鯨田雅信の「知的財産」ショート・コラム集

 

基本的な概念

お手本はいらない

ゲーム性を帯びて

研究者はアウトローであるべきだ

偶然性とセレンディピティ

眠れる名画

侵害代理業務試験

発明の同期化傾向と特許制度の変容

      トップに戻る

 

基本的な概念

「新技術の創作はあくまで個人によるのであり、その個人が大企業の研究所にいるか否かは単なる偶然にしか過ぎない」(富田徹男著「知的所有権雑考」特許ニュース1994.10.21号)

 

 これまで数百人の発明者とお会いした経験から感じることは、優れた発明やアイデアを生み出す人たちには、「基本的な問いかけ」をする人が多いということです。

 私の知人(食品業界とは無縁の人)でも、「カマボコとは何か」という問いかけから、意外な発明をした人もいます。

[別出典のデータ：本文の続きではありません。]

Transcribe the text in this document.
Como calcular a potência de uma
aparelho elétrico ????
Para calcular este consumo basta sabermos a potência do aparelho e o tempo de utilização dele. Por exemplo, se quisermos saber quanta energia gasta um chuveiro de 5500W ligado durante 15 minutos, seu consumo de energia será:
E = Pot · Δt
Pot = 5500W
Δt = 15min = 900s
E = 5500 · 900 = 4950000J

 今まで、私たち日本人の多くは、皆んなが当たり前としていることは疑うことなく受け入れるという習性を、刷り込まれてきたように思います。

 しかし、これからは、「基本的な概念を問題にする姿勢」がより大切になるでしょう。   

   ページのTOPにもどる

 

お手本はいらない

「俺にはお手本はいらない」(サッカーの上達法を聞かれて。中田英寿 著「中田語録」文芸春秋社)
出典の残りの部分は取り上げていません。